Pernahkah Anda melihat anak-anak usia balita yang butuh waktu lama beradaptasi dengan lingkungan di sekolah atau playgroup-nya? Atau, anak-anak yang masih saja menangis, padahal ia sudah sekian minggu masuk PG? Barangkali, anak-anak ini memang belum siap secara emosional.
Menurut Elly Nagasaputra, MK dari www.konselingkeluarga.com, PG memang bukan sebuah keharusan bagi perkembangan seorang anak. Pada intinya, di PG, seharusnya sisi emosional anak lebih dipersiapkan dibandingkan sisi kognitifnya. "Supaya anak bisa bergaul, mau berbagi, bisa mengikuti aturan, dan sebagainya," jelasnya.
Belajar Bergaul
Tentu saja, ada dampak positif memasukkan anak ke PG. Bagi anak-anak yang sudah matang secara emosional dan usianya sudah memadai, PG akan membantunya belajar dengan skala yang lebih luas.
Contohnya, ia hanya berdua dengan saudara atau pengasuhnya saat berada di rumah. Tapi, di PG, ia bisa bergaul dengan banyak anak yang memiliki karakter berbeda di PG. Istilahnya, ada anak yang jahat, ada anak yang baik, dan sebagainya. Alhasil, ia mulai melihat bahwa dunia itu beda.
Dampak positif berikutnya, PG mempersiapkan anak masuk ke dunia yang lebih luas, yaitu sekolah dasar (SD). Memasuki SD bagi anak kecil merupakan sebuah pengalaman yang luar biasa. Ia akan melihat dan bertemu dengan orang yang lebih banyak lagi. "Bahkan, istilahnya, ia harus menghafal pintu kelas. Nah, kalau sudah punya pengalaman di PG, ia akan terbantu," kata Elly.
Membangun Rasa Percaya
Selanjutnya, anak akan belajar memercayai orang di luar lingkungan yang sudah ia kenal sebelumnya.

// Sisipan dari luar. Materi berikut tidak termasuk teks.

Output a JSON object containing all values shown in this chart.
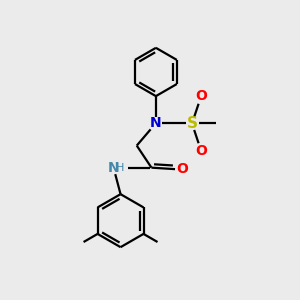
{
  "background_color": "#ebebeb",
  "bond_color": "#000000",
  "N_color": "#0000CC",
  "O_color": "#FF0000",
  "S_color": "#BBBB00",
  "NH_color": "#4488AA",
  "lw": 1.6,
  "figsize": [
    3.0,
    3.0
  ],
  "dpi": 100,
  "xlim": [
    0,
    10
  ],
  "ylim": [
    0,
    10
  ]
}
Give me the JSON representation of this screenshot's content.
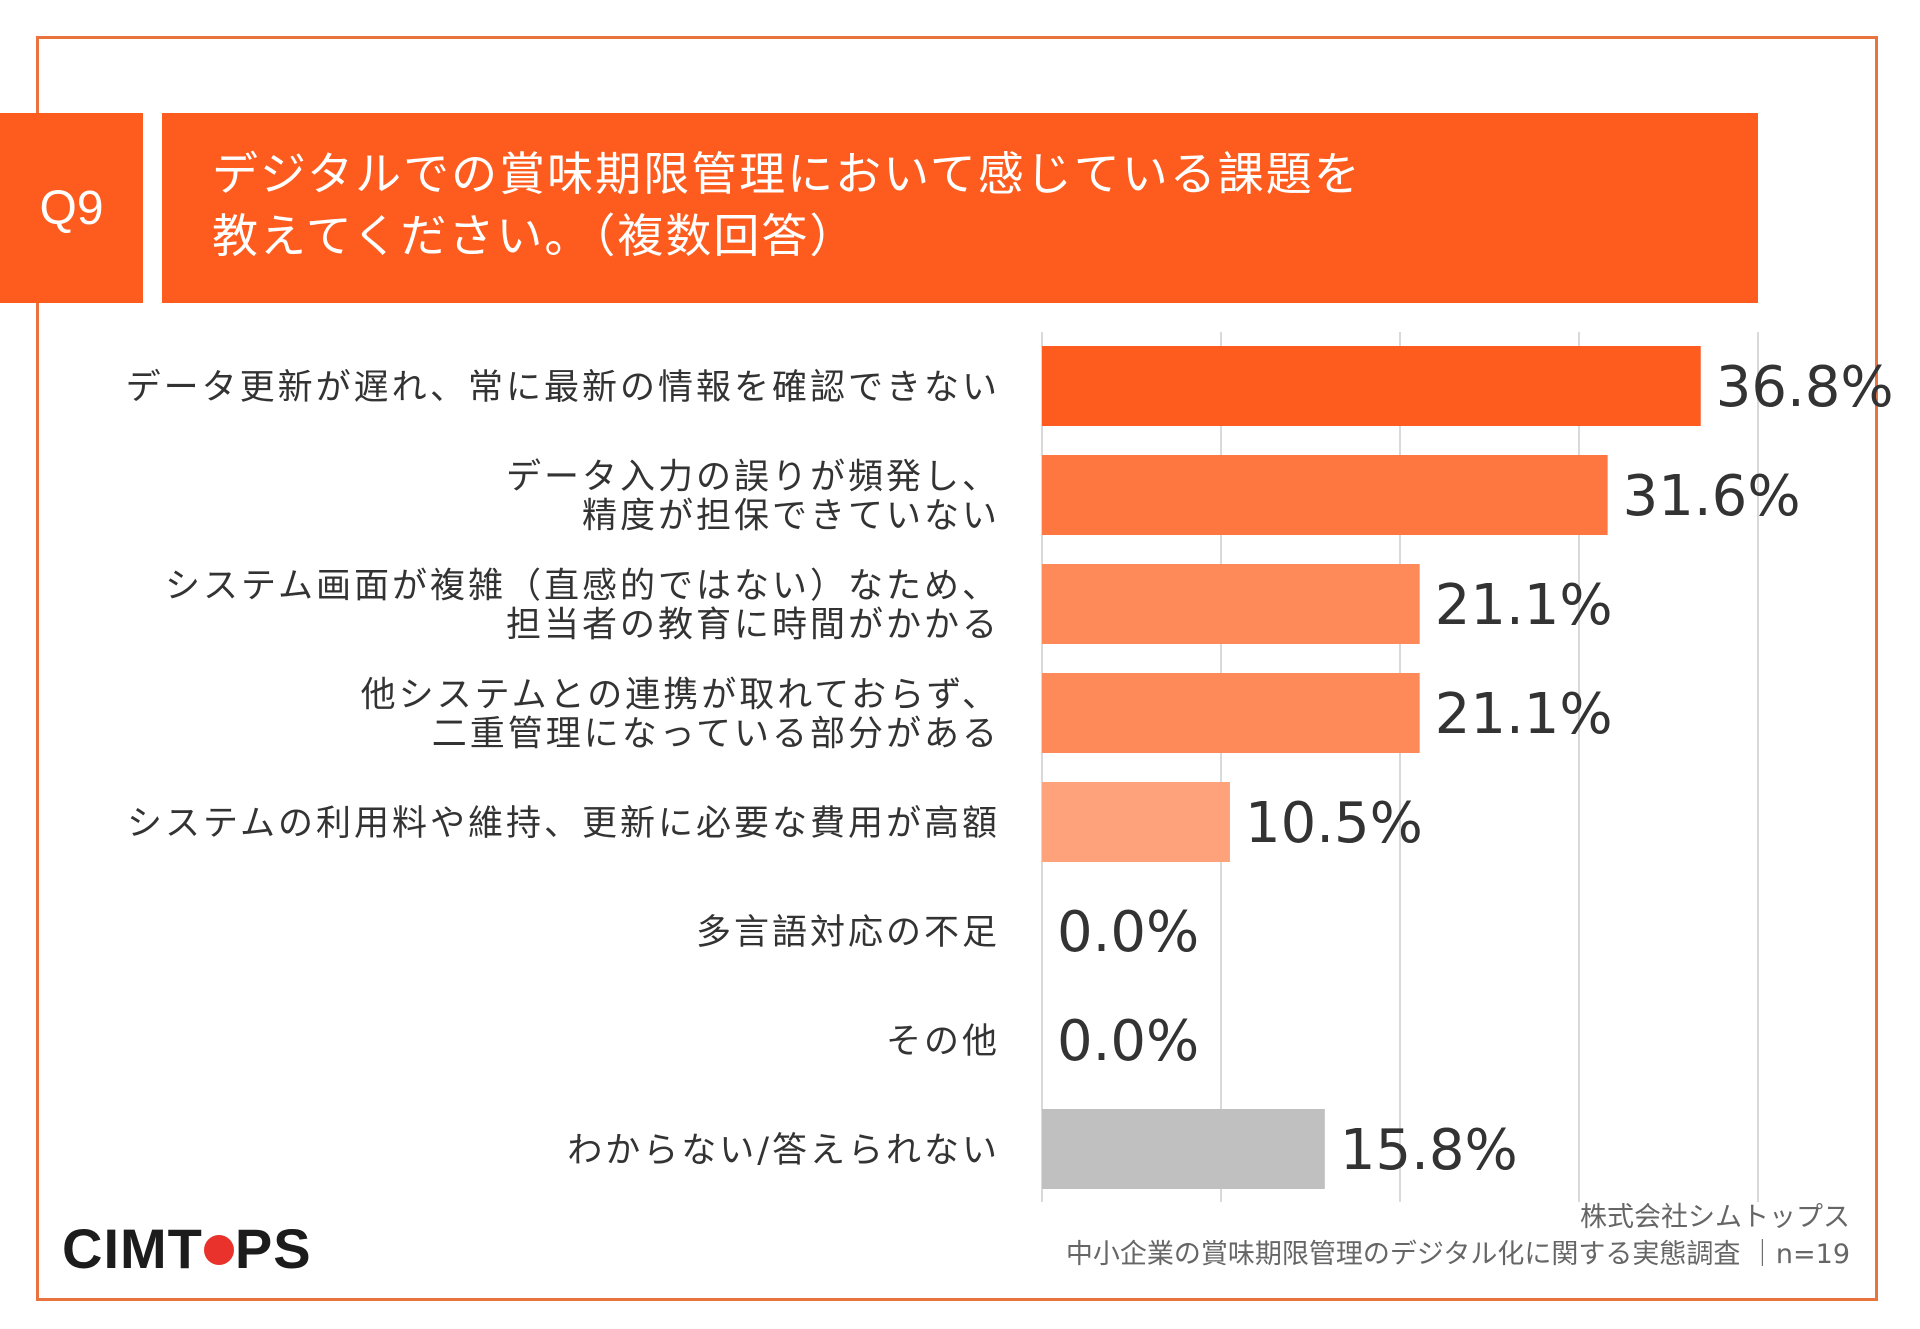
{
  "header": {
    "q_number": "Q9",
    "title_line1": "デジタルでの賞味期限管理において感じている課題を",
    "title_line2": "教えてください。（複数回答）"
  },
  "footer": {
    "logo_before": "CIMT",
    "logo_after": "PS",
    "company": "株式会社シムトップス",
    "survey": "中小企業の賞味期限管理のデジタル化に関する実態調査 ｜n=19"
  },
  "chart_data": {
    "type": "bar",
    "orientation": "horizontal",
    "unit": "%",
    "categories": [
      [
        "データ更新が遅れ、常に最新の情報を確認できない"
      ],
      [
        "データ入力の誤りが頻発し、",
        "精度が担保できていない"
      ],
      [
        "システム画面が複雑（直感的ではない）なため、",
        "担当者の教育に時間がかかる"
      ],
      [
        "他システムとの連携が取れておらず、",
        "二重管理になっている部分がある"
      ],
      [
        "システムの利用料や維持、更新に必要な費用が高額"
      ],
      [
        "多言語対応の不足"
      ],
      [
        "その他"
      ],
      [
        "わからない/答えられない"
      ]
    ],
    "values": [
      36.8,
      31.6,
      21.1,
      21.1,
      10.5,
      0.0,
      0.0,
      15.8
    ],
    "value_labels": [
      "36.8%",
      "31.6%",
      "21.1%",
      "21.1%",
      "10.5%",
      "0.0%",
      "0.0%",
      "15.8%"
    ],
    "colors": [
      "#fe5b1e",
      "#fe7740",
      "#fe8a5a",
      "#fe8a5a",
      "#fea27c",
      "#fea27c",
      "#fea27c",
      "#c0c0c0"
    ],
    "xlim": [
      0,
      40
    ],
    "grid": true,
    "gridlines": [
      0,
      10,
      20,
      30,
      40
    ]
  }
}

Kalau awalnya hanya percaya pada ayah, ibu, atau neneknya, sekarang ia harus percaya pada teman, guru, satpam, dan sebagainya.

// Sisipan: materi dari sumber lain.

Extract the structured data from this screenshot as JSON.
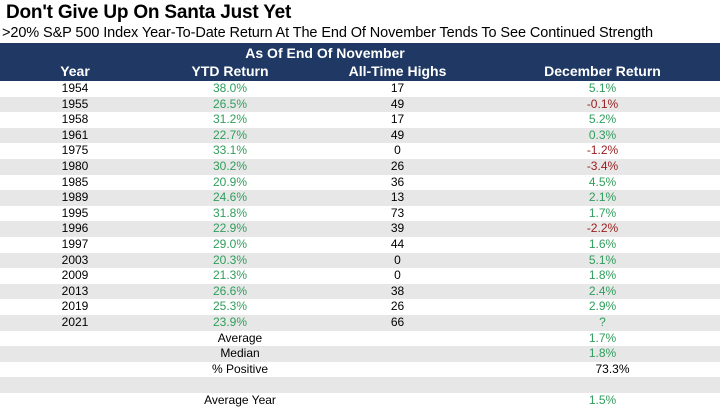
{
  "title": "Don't Give Up On Santa Just Yet",
  "subtitle": ">20% S&P 500 Index Year-To-Date Return At The End Of November Tends To See Continued Strength",
  "header": {
    "group": "As Of End Of November",
    "columns": [
      "Year",
      "YTD Return",
      "All-Time Highs",
      "December Return"
    ]
  },
  "chart_data": {
    "type": "table",
    "title": "Don't Give Up On Santa Just Yet",
    "subtitle": ">20% S&P 500 Index Year-To-Date Return At The End Of November Tends To See Continued Strength",
    "rows": [
      {
        "year": "1954",
        "ytd": "38.0%",
        "ath": "17",
        "dec": "5.1%",
        "sign": "pos"
      },
      {
        "year": "1955",
        "ytd": "26.5%",
        "ath": "49",
        "dec": "-0.1%",
        "sign": "neg"
      },
      {
        "year": "1958",
        "ytd": "31.2%",
        "ath": "17",
        "dec": "5.2%",
        "sign": "pos"
      },
      {
        "year": "1961",
        "ytd": "22.7%",
        "ath": "49",
        "dec": "0.3%",
        "sign": "pos"
      },
      {
        "year": "1975",
        "ytd": "33.1%",
        "ath": "0",
        "dec": "-1.2%",
        "sign": "neg"
      },
      {
        "year": "1980",
        "ytd": "30.2%",
        "ath": "26",
        "dec": "-3.4%",
        "sign": "neg"
      },
      {
        "year": "1985",
        "ytd": "20.9%",
        "ath": "36",
        "dec": "4.5%",
        "sign": "pos"
      },
      {
        "year": "1989",
        "ytd": "24.6%",
        "ath": "13",
        "dec": "2.1%",
        "sign": "pos"
      },
      {
        "year": "1995",
        "ytd": "31.8%",
        "ath": "73",
        "dec": "1.7%",
        "sign": "pos"
      },
      {
        "year": "1996",
        "ytd": "22.9%",
        "ath": "39",
        "dec": "-2.2%",
        "sign": "neg"
      },
      {
        "year": "1997",
        "ytd": "29.0%",
        "ath": "44",
        "dec": "1.6%",
        "sign": "pos"
      },
      {
        "year": "2003",
        "ytd": "20.3%",
        "ath": "0",
        "dec": "5.1%",
        "sign": "pos"
      },
      {
        "year": "2009",
        "ytd": "21.3%",
        "ath": "0",
        "dec": "1.8%",
        "sign": "pos"
      },
      {
        "year": "2013",
        "ytd": "26.6%",
        "ath": "38",
        "dec": "2.4%",
        "sign": "pos"
      },
      {
        "year": "2019",
        "ytd": "25.3%",
        "ath": "26",
        "dec": "2.9%",
        "sign": "pos"
      },
      {
        "year": "2021",
        "ytd": "23.9%",
        "ath": "66",
        "dec": "?",
        "sign": "pos"
      }
    ],
    "summary": [
      {
        "label": "Average",
        "value": "1.7%",
        "style": "pos"
      },
      {
        "label": "Median",
        "value": "1.8%",
        "style": "pos"
      },
      {
        "label": "% Positive",
        "value": "73.3%",
        "style": "plain"
      },
      {
        "label": "",
        "value": "",
        "style": "plain"
      },
      {
        "label": "Average Year",
        "value": "1.5%",
        "style": "pos"
      }
    ]
  },
  "colors": {
    "header_bg": "#1f3864",
    "positive": "#2f9e5b",
    "negative": "#9b1c1c",
    "stripe": "#e7e7e7"
  }
}
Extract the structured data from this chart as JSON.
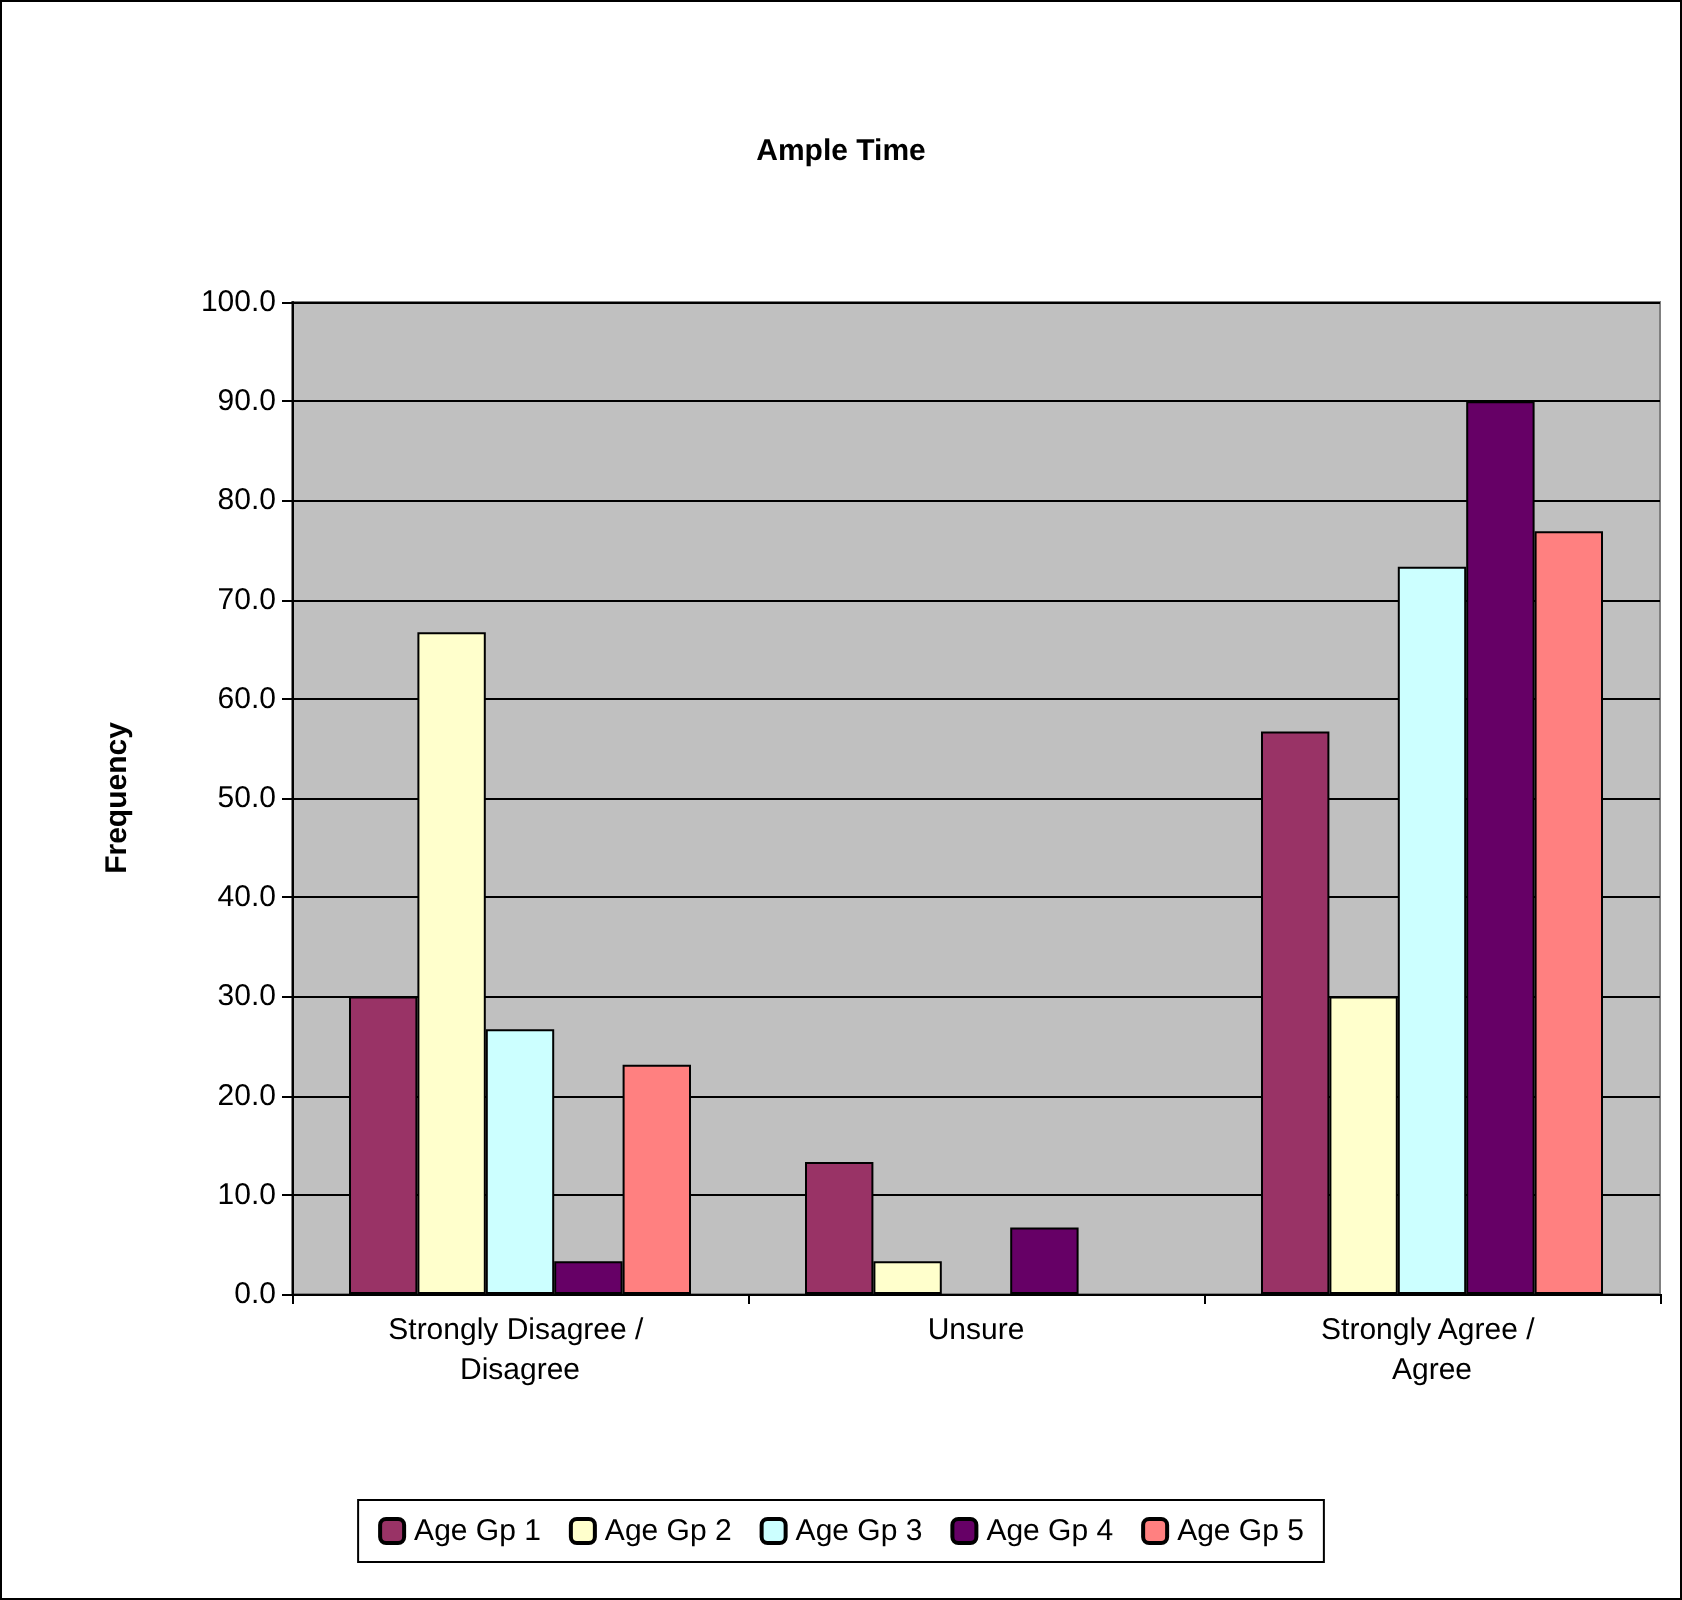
{
  "chart_data": {
    "type": "bar",
    "title": "Ample Time",
    "ylabel": "Frequency",
    "categories": [
      "Strongly Disagree / Disagree",
      "Unsure",
      "Strongly Agree / Agree"
    ],
    "series": [
      {
        "name": "Age Gp 1",
        "color": "#993366",
        "values": [
          30.0,
          13.3,
          56.7
        ]
      },
      {
        "name": "Age Gp 2",
        "color": "#ffffcc",
        "values": [
          66.7,
          3.3,
          30.0
        ]
      },
      {
        "name": "Age Gp 3",
        "color": "#ccffff",
        "values": [
          26.7,
          0,
          73.3
        ]
      },
      {
        "name": "Age Gp 4",
        "color": "#660066",
        "values": [
          3.3,
          6.7,
          90.0
        ]
      },
      {
        "name": "Age Gp 5",
        "color": "#ff8080",
        "values": [
          23.1,
          0,
          76.9
        ]
      }
    ],
    "ylim": [
      0,
      100
    ],
    "yticks": [
      {
        "value": 0,
        "label": "0.0"
      },
      {
        "value": 10,
        "label": "10.0"
      },
      {
        "value": 20,
        "label": "20.0"
      },
      {
        "value": 30,
        "label": "30.0"
      },
      {
        "value": 40,
        "label": "40.0"
      },
      {
        "value": 50,
        "label": "50.0"
      },
      {
        "value": 60,
        "label": "60.0"
      },
      {
        "value": 70,
        "label": "70.0"
      },
      {
        "value": 80,
        "label": "80.0"
      },
      {
        "value": 90,
        "label": "90.0"
      },
      {
        "value": 100,
        "label": "100.0"
      }
    ],
    "grid": "y",
    "legend": "bottom"
  }
}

"Ia harus belajar membangun trust (rasa percaya) karena kemampuan ini sangat penting bagi masa depannya," lanjut Elly. Banyak orang yang sangat tidak bisa menaruh rasa percaya terhadap orang lain. Bahkan ia tidak bisa memercayai pasangan hidupnya dan akhirnya bercerai. Sebaliknya, anak juga akan belajar bahwa terlalu percaya kepada orang lain juga tidak baik.
Dari aspek kognitif, di PG, otak anak akan menyerap banyak hal-hal baru. Meskipun apa yang ia serap tidak langsung keluar, tapi suatu saat pasti akan muncul. Contoh, ketika di TK A, aspek kognitif anak terlihat kurang menonjol, tapi kemampuan kognitifnya tiba-tiba sangat menonjol di TK B. "Ditanya apa saja bisa. Ini adalah buah dari apa yang ditabur sebelumnya," ujar Elly.